The fall of Silvergate, SVB, and Signature presents ‘opportunity’ for another bank to step up
The collapse of three major crypto-friendly banks in the United States has left the market wide open for a new bank to step in and “pick up the slack,” while crypto firms could start looking beyond the U.S. for their banking services, according to crypto executives.
Speaking to AIBC, David Lavecky, CEO and co-founder of Web3-focused fintech firm CANVAS, said that banking options for crypto firms are now “very limited” given the recent collapse of Silvergate Bank, Silicon Valley Bank (SVB), and Signature Bank.
Lavecky emphasized that the majority of traditional banks don’t want to “touch crypto” as they don’t “want to touch a company” like the now-defunct cryptocurrency exchange FTX.
This is potentially troublesome, as traditional bank accounts are still “really important and necessary to run a business,” whether one is involved in crypto or not.
This could mean crypto firms may need to turn offshore to less regulated or uncertain banking institutions, he said. It could even result in the shift towards the use of stablecoins.
New crypto bank wanted
However, Lavecky sees this as an “opportunity” for a bank to come in and “pick up the slack” and provide services to “good crypto” and blockchain companies.
Fred Schebesta, founder of Global Fintech Finder told AIBC he believes that crypto firms may start exploring outside of the U.S., noting that “the U.S. is one market in the wider crypto space,” and there’s a “much wider global market” and “more opportunities” for crypto firms to build relationships with other institutions.
Schebesta added that certain major banks are still backing major crypto firms, such as Coinbase and Gemini, where users can continue to deposit their funds into these platforms, however, suggested that individuals in the U.S. may want to explore alternative currencies to USD.
“It may mean that a lot of U.S. people might want to consider putting capital into different currencies other than U.S. dollars as they might be concerned about the stability of their local exchanges.”
Schebesta believes that the collapse of these three banks may “spur on investment” for new opportunities because “clearly the banking system is failing.”
Last week, global investment bank Credit Suisse started to signal trouble ahead amid a global banking sector crisis. On March 19, competitor bank UBS Group announced it would be acquiring the bank under “emergency” measures to shore up stability in the financial markets.
New ways of funding
Lavecky stated that recent bank collapses will lead to changes in the way crypto firms approach business models in the future, especially new firms.
He noted that it was “already a challenging environment” for crypto firms to obtain funding, and these recent events have only exacerbated this.
He suggested that in order to thrive in this climate, crypto firms will need to prioritize generating “revenue” and long-term sustainability, while also ensuring operating a “good sound business” that turns a profit.
“New firms will need to focus from day one, on what their product is, how it solves a problem in a big market, how it generates revenue and eventually turns a profit.”
Lavecky emphasized obtaining funding in previous years was much simpler as “there was ‘fomo in the market’ (fear of missing out)” but stated that “those times have passed.”
Who’s to blame?
Regarding Silicon Valley Bank’s collapse, although the mainstream media has blamed crypto for its collapse, Lavecky disagrees.

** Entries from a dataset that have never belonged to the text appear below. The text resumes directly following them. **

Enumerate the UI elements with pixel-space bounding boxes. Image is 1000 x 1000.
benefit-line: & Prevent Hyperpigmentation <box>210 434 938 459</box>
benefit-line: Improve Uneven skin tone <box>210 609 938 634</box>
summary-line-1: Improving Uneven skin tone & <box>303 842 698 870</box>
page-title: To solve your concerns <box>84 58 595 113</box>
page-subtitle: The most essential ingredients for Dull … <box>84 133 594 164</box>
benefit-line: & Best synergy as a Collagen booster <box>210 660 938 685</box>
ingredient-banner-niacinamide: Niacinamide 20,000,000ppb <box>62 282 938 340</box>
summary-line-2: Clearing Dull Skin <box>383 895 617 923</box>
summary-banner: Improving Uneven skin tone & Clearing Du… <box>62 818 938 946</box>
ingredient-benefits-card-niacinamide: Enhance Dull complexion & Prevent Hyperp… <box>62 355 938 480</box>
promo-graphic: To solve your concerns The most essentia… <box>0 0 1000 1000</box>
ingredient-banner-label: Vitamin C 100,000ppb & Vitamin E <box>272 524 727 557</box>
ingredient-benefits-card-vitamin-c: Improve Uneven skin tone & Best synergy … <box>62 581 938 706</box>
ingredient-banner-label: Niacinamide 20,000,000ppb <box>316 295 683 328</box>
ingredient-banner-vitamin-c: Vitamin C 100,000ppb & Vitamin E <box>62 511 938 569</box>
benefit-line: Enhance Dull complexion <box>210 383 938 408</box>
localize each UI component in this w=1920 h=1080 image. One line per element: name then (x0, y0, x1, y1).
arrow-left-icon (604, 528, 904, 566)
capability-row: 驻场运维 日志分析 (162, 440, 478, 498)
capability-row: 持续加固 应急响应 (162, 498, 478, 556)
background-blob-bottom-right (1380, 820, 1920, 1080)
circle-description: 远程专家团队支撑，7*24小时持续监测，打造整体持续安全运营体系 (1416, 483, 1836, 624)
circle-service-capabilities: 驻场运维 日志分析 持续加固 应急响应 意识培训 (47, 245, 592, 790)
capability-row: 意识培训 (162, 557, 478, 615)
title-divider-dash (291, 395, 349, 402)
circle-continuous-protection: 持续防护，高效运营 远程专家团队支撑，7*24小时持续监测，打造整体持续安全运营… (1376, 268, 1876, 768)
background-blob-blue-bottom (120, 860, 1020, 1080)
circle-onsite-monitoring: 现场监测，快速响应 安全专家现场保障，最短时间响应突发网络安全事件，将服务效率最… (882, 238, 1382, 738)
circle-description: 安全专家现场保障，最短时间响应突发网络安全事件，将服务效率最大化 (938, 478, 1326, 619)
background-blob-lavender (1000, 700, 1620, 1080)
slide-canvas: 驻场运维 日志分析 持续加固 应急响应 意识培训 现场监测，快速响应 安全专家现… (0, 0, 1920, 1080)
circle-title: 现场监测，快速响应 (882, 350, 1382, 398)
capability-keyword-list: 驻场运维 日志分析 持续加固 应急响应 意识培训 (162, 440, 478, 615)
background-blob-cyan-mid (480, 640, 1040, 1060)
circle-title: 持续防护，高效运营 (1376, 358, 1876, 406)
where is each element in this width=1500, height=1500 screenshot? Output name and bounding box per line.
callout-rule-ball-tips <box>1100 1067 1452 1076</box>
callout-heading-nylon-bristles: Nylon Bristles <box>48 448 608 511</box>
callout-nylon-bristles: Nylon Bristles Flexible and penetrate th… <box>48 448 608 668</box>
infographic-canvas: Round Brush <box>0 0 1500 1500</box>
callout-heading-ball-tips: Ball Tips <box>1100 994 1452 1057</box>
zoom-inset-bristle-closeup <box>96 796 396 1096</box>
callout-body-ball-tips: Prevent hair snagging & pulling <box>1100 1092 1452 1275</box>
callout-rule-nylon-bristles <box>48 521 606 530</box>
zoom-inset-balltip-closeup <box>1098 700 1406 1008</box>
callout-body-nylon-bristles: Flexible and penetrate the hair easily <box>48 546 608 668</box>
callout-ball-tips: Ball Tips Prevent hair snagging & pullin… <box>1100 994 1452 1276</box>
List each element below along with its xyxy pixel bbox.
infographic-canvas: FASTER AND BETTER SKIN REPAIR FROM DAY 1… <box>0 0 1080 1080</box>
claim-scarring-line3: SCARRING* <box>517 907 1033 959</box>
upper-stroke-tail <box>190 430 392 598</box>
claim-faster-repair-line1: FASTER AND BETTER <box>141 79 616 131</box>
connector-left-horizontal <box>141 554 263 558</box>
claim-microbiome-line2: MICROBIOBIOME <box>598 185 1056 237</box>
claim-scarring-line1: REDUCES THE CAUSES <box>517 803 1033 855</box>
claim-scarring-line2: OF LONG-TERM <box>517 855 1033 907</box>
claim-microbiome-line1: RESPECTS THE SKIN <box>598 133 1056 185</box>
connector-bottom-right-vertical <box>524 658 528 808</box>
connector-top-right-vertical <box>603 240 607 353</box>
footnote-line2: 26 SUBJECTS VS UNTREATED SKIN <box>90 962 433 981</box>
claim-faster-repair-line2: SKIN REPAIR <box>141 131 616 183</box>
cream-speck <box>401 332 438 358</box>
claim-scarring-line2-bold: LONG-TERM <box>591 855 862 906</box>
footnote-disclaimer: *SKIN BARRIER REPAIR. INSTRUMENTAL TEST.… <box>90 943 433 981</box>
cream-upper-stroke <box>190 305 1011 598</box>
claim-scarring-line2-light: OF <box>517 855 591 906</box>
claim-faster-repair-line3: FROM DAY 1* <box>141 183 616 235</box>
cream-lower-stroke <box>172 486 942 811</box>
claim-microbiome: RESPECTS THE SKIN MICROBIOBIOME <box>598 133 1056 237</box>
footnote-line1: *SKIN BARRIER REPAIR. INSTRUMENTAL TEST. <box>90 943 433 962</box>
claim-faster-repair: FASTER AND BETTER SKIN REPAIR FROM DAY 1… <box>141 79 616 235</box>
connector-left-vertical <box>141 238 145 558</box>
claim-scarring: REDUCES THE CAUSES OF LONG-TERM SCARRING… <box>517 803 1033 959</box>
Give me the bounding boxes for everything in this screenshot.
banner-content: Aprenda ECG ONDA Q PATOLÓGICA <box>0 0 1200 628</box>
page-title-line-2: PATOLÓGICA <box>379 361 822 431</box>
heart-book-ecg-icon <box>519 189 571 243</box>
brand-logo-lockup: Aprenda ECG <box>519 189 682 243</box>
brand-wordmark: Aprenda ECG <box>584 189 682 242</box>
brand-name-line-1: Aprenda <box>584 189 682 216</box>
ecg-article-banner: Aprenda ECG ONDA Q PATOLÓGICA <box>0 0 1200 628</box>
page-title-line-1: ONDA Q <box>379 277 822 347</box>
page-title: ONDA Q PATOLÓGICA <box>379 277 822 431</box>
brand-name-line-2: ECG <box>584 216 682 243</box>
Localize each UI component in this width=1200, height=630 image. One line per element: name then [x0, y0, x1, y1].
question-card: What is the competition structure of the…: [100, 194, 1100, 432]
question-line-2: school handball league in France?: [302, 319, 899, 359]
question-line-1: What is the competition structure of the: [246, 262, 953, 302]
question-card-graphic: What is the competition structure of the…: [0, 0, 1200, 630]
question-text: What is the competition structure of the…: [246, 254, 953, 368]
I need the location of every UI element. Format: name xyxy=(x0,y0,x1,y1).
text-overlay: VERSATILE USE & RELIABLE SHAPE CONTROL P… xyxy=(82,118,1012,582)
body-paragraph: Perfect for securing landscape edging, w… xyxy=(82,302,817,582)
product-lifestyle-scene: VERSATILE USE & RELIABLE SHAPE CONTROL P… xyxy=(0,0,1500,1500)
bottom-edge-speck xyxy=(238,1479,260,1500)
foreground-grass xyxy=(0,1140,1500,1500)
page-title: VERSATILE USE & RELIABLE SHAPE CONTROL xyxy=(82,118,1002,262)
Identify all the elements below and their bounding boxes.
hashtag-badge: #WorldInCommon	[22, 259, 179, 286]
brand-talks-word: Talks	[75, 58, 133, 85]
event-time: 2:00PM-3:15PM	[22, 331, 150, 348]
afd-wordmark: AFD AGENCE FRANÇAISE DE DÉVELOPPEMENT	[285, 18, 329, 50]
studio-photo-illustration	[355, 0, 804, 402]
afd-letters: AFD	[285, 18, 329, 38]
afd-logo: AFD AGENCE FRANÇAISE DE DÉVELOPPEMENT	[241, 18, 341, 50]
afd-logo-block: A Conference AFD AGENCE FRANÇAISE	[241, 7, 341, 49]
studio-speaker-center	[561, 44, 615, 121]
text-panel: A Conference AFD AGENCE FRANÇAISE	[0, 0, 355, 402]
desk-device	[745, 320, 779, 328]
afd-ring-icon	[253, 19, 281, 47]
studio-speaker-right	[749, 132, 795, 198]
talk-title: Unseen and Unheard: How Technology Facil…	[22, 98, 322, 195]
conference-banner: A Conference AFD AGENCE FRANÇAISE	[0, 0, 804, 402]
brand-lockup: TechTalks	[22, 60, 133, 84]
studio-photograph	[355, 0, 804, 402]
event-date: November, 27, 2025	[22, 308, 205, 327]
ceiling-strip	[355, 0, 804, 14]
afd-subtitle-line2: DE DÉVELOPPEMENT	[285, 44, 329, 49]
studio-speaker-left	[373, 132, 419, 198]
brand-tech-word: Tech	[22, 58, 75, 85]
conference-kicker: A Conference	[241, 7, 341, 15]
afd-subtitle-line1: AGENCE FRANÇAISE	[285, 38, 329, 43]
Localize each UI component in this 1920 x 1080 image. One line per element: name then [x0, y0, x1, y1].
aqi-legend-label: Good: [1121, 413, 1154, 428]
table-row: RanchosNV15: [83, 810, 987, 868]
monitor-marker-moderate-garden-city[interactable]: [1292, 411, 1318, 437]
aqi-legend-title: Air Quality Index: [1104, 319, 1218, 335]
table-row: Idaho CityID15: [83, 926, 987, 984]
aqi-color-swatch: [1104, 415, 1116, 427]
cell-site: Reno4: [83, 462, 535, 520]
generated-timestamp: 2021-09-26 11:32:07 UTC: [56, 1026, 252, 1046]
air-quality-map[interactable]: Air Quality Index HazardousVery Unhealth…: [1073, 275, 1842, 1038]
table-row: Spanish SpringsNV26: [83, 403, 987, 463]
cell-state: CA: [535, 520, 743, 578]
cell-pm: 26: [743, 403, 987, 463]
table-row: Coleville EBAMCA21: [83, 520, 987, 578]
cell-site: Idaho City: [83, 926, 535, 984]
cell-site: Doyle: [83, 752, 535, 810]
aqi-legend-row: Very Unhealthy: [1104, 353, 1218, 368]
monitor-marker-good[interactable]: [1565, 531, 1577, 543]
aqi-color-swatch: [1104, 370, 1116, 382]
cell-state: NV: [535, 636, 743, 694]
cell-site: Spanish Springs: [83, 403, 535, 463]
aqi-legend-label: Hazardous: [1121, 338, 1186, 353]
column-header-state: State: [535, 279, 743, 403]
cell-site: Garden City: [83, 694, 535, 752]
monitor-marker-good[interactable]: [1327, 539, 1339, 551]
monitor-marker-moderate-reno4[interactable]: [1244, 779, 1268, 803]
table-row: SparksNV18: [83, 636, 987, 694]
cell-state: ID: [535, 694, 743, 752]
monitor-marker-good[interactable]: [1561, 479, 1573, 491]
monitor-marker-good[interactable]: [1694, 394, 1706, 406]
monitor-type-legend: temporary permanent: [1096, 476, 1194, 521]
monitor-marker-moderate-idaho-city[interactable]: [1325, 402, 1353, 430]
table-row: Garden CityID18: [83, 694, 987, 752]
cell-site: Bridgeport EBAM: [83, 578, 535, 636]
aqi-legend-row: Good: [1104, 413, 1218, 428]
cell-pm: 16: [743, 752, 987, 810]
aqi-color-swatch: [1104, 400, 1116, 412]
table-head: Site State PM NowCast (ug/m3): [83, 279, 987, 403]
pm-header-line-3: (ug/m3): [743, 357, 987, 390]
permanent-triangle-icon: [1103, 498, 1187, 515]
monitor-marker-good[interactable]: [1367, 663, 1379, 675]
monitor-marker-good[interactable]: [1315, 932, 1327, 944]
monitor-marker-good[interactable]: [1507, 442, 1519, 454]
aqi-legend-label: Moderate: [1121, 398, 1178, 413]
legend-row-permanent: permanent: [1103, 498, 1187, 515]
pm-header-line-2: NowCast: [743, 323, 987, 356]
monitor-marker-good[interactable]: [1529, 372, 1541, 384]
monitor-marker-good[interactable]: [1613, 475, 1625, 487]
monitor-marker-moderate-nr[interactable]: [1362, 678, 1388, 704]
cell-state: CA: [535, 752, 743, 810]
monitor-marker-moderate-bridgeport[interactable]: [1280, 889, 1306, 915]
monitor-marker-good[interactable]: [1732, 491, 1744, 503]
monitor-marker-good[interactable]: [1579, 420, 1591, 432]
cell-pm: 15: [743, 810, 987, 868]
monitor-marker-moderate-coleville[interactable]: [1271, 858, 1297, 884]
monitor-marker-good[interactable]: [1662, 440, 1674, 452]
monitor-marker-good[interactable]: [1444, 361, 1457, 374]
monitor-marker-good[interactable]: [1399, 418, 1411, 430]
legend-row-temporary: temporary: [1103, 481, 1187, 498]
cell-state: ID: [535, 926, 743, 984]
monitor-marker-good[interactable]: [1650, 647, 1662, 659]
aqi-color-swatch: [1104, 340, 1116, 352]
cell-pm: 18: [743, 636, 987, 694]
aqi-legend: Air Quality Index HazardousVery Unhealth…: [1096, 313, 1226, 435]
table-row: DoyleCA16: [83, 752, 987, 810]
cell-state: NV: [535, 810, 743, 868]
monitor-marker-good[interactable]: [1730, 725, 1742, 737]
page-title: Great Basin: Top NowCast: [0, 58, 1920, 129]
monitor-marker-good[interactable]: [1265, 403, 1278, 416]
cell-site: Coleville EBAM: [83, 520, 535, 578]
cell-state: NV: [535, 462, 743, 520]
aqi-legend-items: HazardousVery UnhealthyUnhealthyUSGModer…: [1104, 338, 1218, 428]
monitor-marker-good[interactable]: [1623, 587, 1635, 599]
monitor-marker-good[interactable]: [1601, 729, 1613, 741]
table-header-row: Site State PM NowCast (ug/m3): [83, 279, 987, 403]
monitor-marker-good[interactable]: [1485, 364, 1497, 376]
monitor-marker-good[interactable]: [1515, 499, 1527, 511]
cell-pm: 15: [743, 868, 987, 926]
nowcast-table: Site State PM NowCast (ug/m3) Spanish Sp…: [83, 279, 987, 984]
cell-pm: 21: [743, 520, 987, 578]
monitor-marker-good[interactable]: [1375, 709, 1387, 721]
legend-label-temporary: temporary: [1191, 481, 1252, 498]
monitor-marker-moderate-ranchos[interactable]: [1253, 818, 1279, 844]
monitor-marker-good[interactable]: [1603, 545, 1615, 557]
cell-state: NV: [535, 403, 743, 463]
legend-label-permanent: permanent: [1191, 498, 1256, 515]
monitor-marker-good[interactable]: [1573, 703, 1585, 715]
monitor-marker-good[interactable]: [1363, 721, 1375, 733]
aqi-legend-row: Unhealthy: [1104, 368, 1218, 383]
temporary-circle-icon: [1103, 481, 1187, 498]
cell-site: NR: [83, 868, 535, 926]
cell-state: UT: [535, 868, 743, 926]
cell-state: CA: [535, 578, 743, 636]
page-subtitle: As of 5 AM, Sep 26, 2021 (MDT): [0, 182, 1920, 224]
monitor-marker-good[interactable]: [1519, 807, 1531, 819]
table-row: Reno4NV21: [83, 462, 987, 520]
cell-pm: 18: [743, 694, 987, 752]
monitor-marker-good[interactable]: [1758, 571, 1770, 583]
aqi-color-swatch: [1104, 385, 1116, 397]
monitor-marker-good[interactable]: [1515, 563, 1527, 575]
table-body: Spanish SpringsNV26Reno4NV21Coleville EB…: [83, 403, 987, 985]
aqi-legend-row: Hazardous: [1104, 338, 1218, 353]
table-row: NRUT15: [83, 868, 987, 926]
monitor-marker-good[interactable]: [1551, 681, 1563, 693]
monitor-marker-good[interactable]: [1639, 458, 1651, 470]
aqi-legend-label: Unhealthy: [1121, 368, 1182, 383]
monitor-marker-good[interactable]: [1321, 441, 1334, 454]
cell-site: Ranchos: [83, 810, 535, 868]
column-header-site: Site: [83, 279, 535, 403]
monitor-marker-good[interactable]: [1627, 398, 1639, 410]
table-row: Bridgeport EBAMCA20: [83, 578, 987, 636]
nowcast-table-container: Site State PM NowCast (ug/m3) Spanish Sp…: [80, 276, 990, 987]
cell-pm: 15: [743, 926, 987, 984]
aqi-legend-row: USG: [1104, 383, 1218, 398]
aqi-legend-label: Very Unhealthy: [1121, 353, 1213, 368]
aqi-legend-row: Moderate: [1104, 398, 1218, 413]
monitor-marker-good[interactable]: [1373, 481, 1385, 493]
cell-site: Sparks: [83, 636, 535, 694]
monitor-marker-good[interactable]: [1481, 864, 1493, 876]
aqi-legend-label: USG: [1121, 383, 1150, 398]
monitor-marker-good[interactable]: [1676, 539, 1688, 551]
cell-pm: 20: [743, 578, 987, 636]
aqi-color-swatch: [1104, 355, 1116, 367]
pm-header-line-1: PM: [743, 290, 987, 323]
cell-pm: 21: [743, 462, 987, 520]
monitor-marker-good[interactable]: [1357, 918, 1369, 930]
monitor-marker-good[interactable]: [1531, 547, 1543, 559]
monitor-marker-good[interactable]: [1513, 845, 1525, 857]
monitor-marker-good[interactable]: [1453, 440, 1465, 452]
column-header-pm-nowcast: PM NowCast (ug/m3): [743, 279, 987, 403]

He believes that it was a more widespread issue, and crypto was not solely responsible.
He added that the “vast majority of deposits were uninsured,” and crypto is “very small” compared to the tech industry as a whole.
However, he was “very pleased” to see the steps taken by the Federal Reserve, to calm the situation and back “the losses,” which prevented the collapse of many innovative companies, which can confidently continue to “go and build the next big thing.”
Fed rescue plan
A March 13 statement issued by the Federal Deposit Insurance Corporation (FDIC) stated that all deposits, both insured and uninsured, of the former SVB and Signature Bank, would be transferred to a “newly created, full-service FDIC-operated bridge bank.”
Indeed, depositors reported having “full access to their money” starting the morning of March 13 when the “bridge bank” opened.
Meanwhile, market commentators have expressed their pessimistic views about the future of banking institutions on Twitter in recent times.
Ryan Selkis, the founder of cryptocurrency market intelligence provider Messari, stated a “rough prediction” in a March 17 tweet that more bank failures will happen “in the next couple of weeks.”
Robert Kiyosaki, the best-selling author of “Rich Dad Poor Dad,” stated in a March 16 tweet that the “crash and crisis” is just starting after the collapse of three major banks, advising his followers to buy more Gold, Silver, and Bitcoin.